I've been avoiding this - MRI results

So the week before Christmas Cicily's favorite neurologist had a heart to heart with Chris and I about Cicily's MRI. Basically it doesn't look any different. There's still no white matter, which is what we expected. The Dr. showed the MRI film to 12 or so colleagues and they all agreed you can't get less than zero! She said if we're seeing a decline in Cicily's abilities, then that's the path we should expect her life to continue taking. Cicily will most likely not live into adulthood. There are no definitives with this type of brain situation. But, the doctor felt it would likely go one of two ways. Cicily will get really sick - a bad pneumonia - and her body won't have the strength or control to heal and recover. Or, her body will slowly lose more and more function. This would mean she'd gradually lose the ability to crawl (which is somewhat happening), sign (also happening), sit, hold up her head, digest food, and so on, and ultimately breathe. As the doctor put it, she'd at some point "stop being Cicily". I hate that phrase, but want to type it instead of say it so I don't cry. I can sometimes talk about her dying in person without crying, but I hate the thought of seeing her "not be Cicily". I can't imagine her living too long without being able to smile, laugh and enjoy life with us. But, there's no way to know how long or when this would all happen.

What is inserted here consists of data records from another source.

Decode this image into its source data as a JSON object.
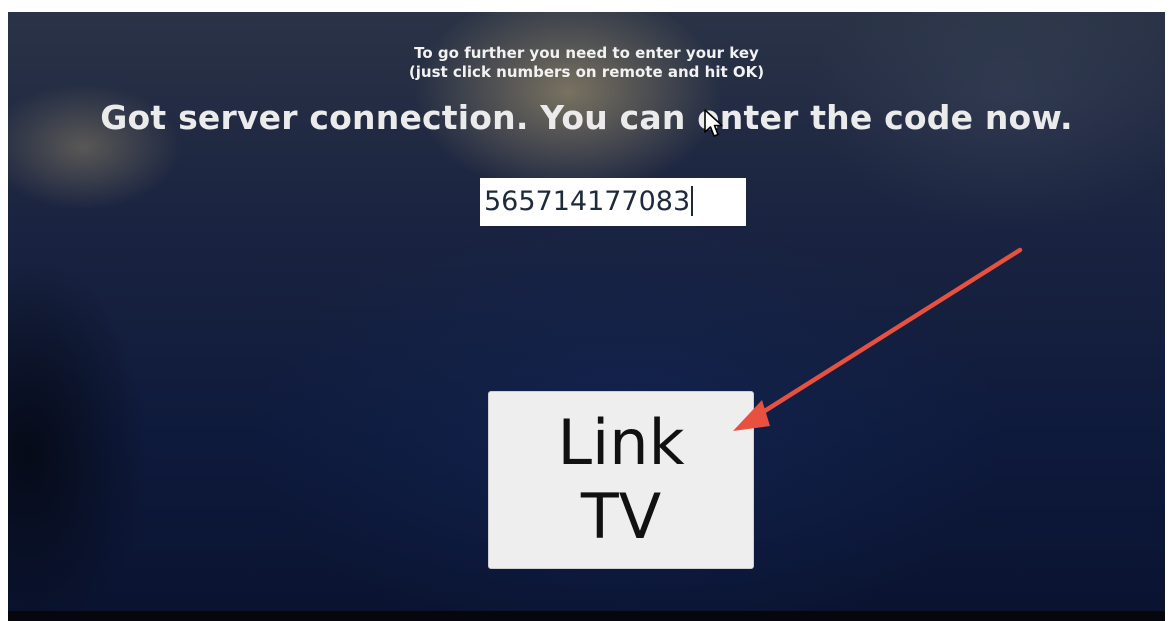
{
  "screen": {
    "instructions": {
      "line1": "To go further you need to enter your key",
      "line2": "(just click numbers on remote and hit OK)"
    },
    "status_message": "Got server connection. You can enter the code now.",
    "code_input": {
      "value": "565714177083"
    },
    "link_button": {
      "line1": "Link",
      "line2": "TV"
    }
  },
  "annotation": {
    "arrow_color": "#e8513f",
    "arrow_target": "link-tv-button"
  },
  "icons": {
    "cursor": "mouse-pointer-icon",
    "arrow": "red-arrow-icon"
  },
  "colors": {
    "screen_background": "#0e1a3c",
    "text": "#f2f2f2",
    "button_background": "#eeeeee",
    "arrow": "#e8513f"
  }
}
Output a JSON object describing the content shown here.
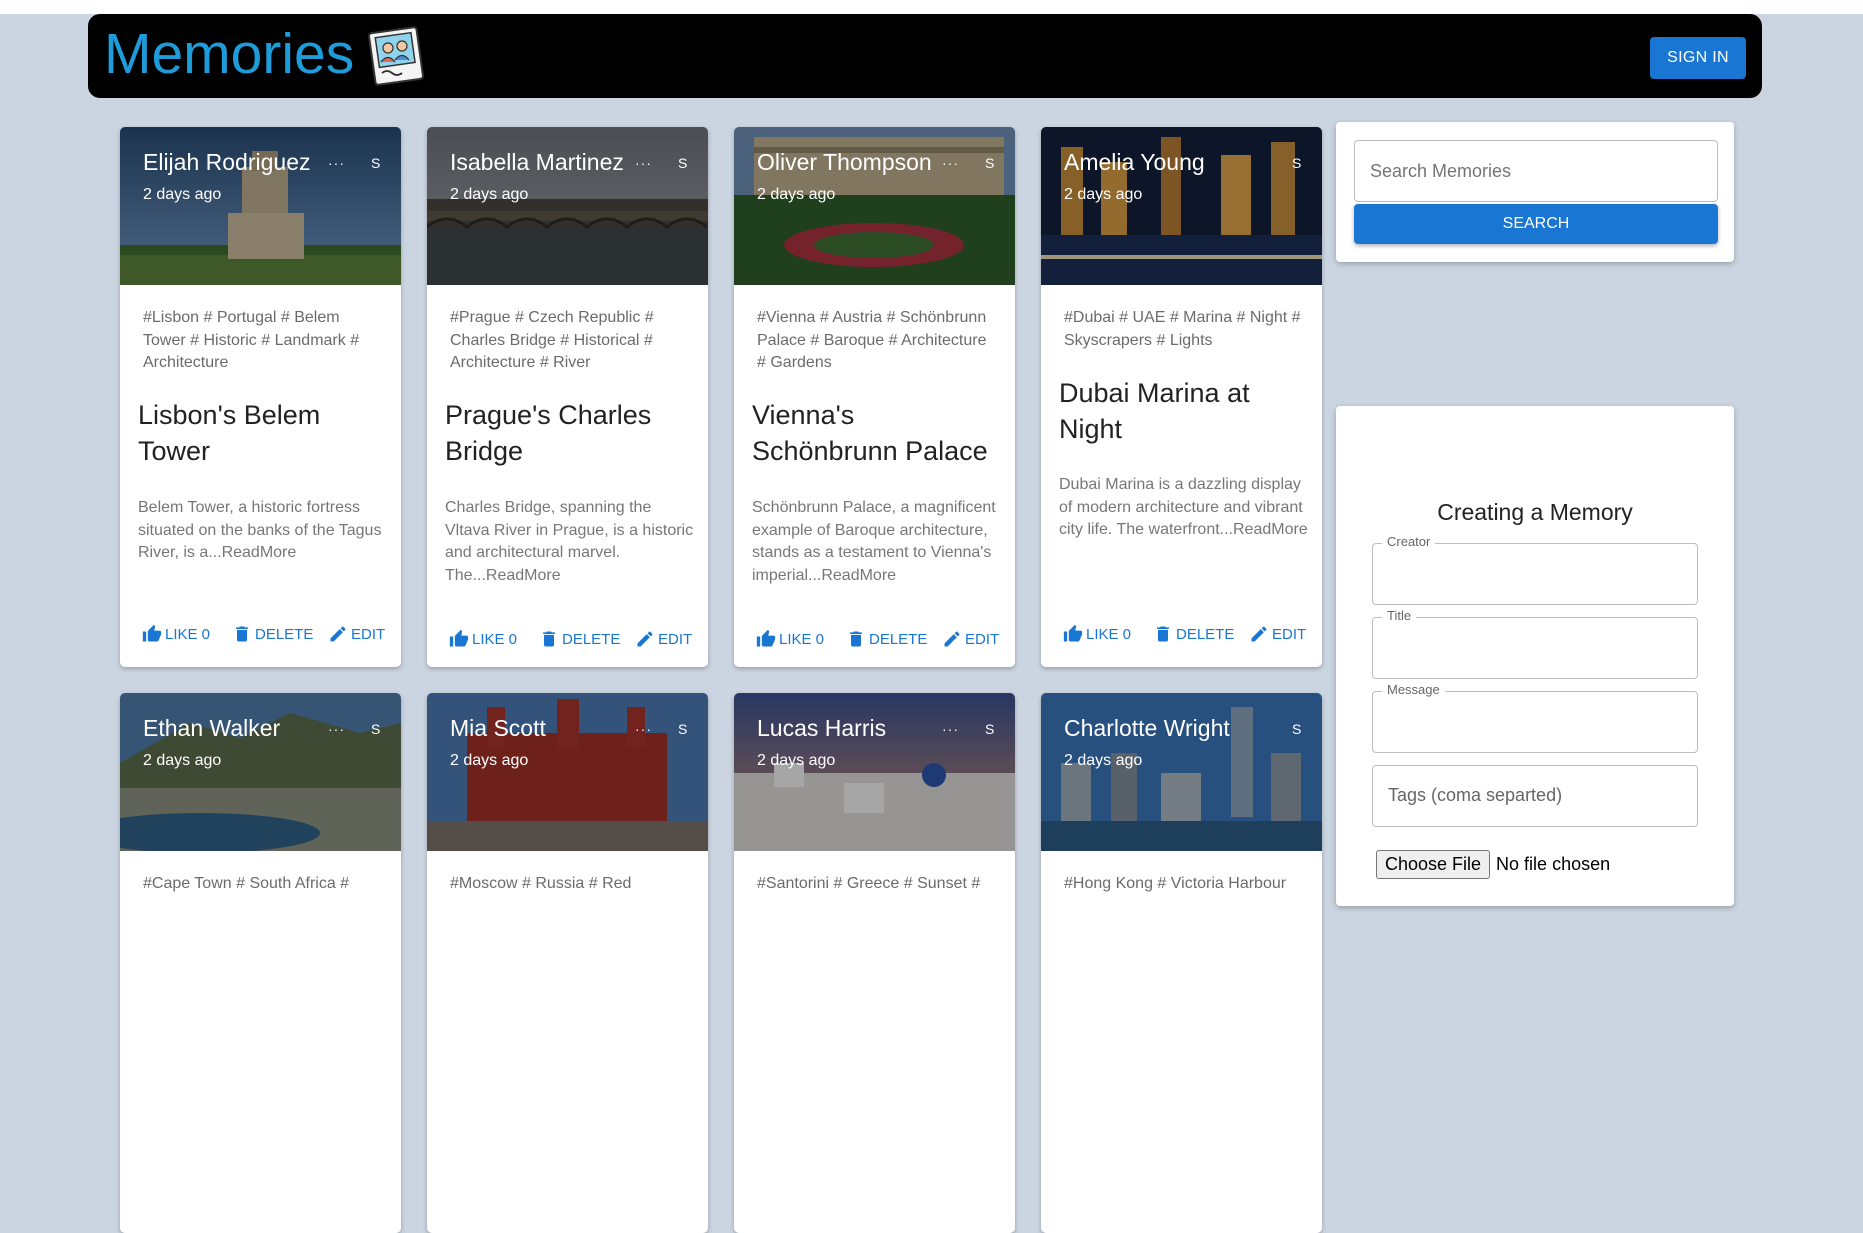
{
  "app": {
    "title": "Memories",
    "signin_label": "SIGN IN"
  },
  "cards": [
    {
      "creator": "Elijah Rodriguez",
      "time": "2 days ago",
      "more": "···",
      "s": "S",
      "tags": "#Lisbon # Portugal # Belem Tower # Historic # Landmark # Architecture",
      "title": "Lisbon's Belem Tower",
      "message": "Belem Tower, a historic fortress situated on the banks of the Tagus River, is a...ReadMore",
      "like": "LIKE 0",
      "delete": "DELETE",
      "edit": "EDIT"
    },
    {
      "creator": "Isabella Martinez",
      "time": "2 days ago",
      "more": "···",
      "s": "S",
      "tags": "#Prague # Czech Republic # Charles Bridge # Historical # Architecture # River",
      "title": "Prague's Charles Bridge",
      "message": "Charles Bridge, spanning the Vltava River in Prague, is a historic and architectural marvel. The...ReadMore",
      "like": "LIKE 0",
      "delete": "DELETE",
      "edit": "EDIT"
    },
    {
      "creator": "Oliver Thompson",
      "time": "2 days ago",
      "more": "···",
      "s": "S",
      "tags": "#Vienna # Austria # Schönbrunn Palace # Baroque # Architecture # Gardens",
      "title": "Vienna's Schönbrunn Palace",
      "message": "Schönbrunn Palace, a magnificent example of Baroque architecture, stands as a testament to Vienna's imperial...ReadMore",
      "like": "LIKE 0",
      "delete": "DELETE",
      "edit": "EDIT"
    },
    {
      "creator": "Amelia Young",
      "time": "2 days ago",
      "more": "···",
      "s": "S",
      "tags": "#Dubai # UAE # Marina # Night # Skyscrapers # Lights",
      "title": "Dubai Marina at Night",
      "message": "Dubai Marina is a dazzling display of modern architecture and vibrant city life. The waterfront...ReadMore",
      "like": "LIKE 0",
      "delete": "DELETE",
      "edit": "EDIT"
    },
    {
      "creator": "Ethan Walker",
      "time": "2 days ago",
      "more": "···",
      "s": "S",
      "tags": "#Cape Town # South Africa #",
      "title": "",
      "message": "",
      "like": "",
      "delete": "",
      "edit": ""
    },
    {
      "creator": "Mia Scott",
      "time": "2 days ago",
      "more": "···",
      "s": "S",
      "tags": "#Moscow # Russia # Red",
      "title": "",
      "message": "",
      "like": "",
      "delete": "",
      "edit": ""
    },
    {
      "creator": "Lucas Harris",
      "time": "2 days ago",
      "more": "···",
      "s": "S",
      "tags": "#Santorini # Greece # Sunset #",
      "title": "",
      "message": "",
      "like": "",
      "delete": "",
      "edit": ""
    },
    {
      "creator": "Charlotte Wright",
      "time": "2 days ago",
      "more": "···",
      "s": "S",
      "tags": "#Hong Kong # Victoria Harbour",
      "title": "",
      "message": "",
      "like": "",
      "delete": "",
      "edit": ""
    }
  ],
  "search": {
    "placeholder": "Search Memories",
    "button": "SEARCH"
  },
  "form": {
    "title": "Creating a Memory",
    "creator_label": "Creator",
    "title_label": "Title",
    "message_label": "Message",
    "tags_placeholder": "Tags (coma separted)",
    "file_button": "Choose File",
    "file_status": "No file chosen"
  },
  "colors": {
    "background": "#cbd5e1",
    "appbar": "#000000",
    "accent": "#1976d2",
    "title": "#1e9bd9"
  }
}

We were expecting all of this news. Chris and I had both independently thought of aspects of Cis' funeral and what it would mean to not have her around. It still sucks to hear it and discuss it all with a doctor. It's also kind of relieving to have some sense of how Cicily's life may turn out as it's been a huge cloudy mystery since the white matter discovery 2 years ago.
I think back to how I pictured her life shortly after she was born: "By the time she's 20, you'll never know all she's gone through, she'll have a 'normal' life. It's ok if she can't talk 'on time', at least she'll still walk when she's 'supposed' to." Then when she was 3: "Well, she doesn't have white matter, but she'll just take longer to talk and walk than we expected. At least she learns as fast as other 3 year olds." Now that she's the ripe old age of 4: "She's going to die, possibly slowly and painfully. At least she smiles and sincerely enjoys life (at least - for now).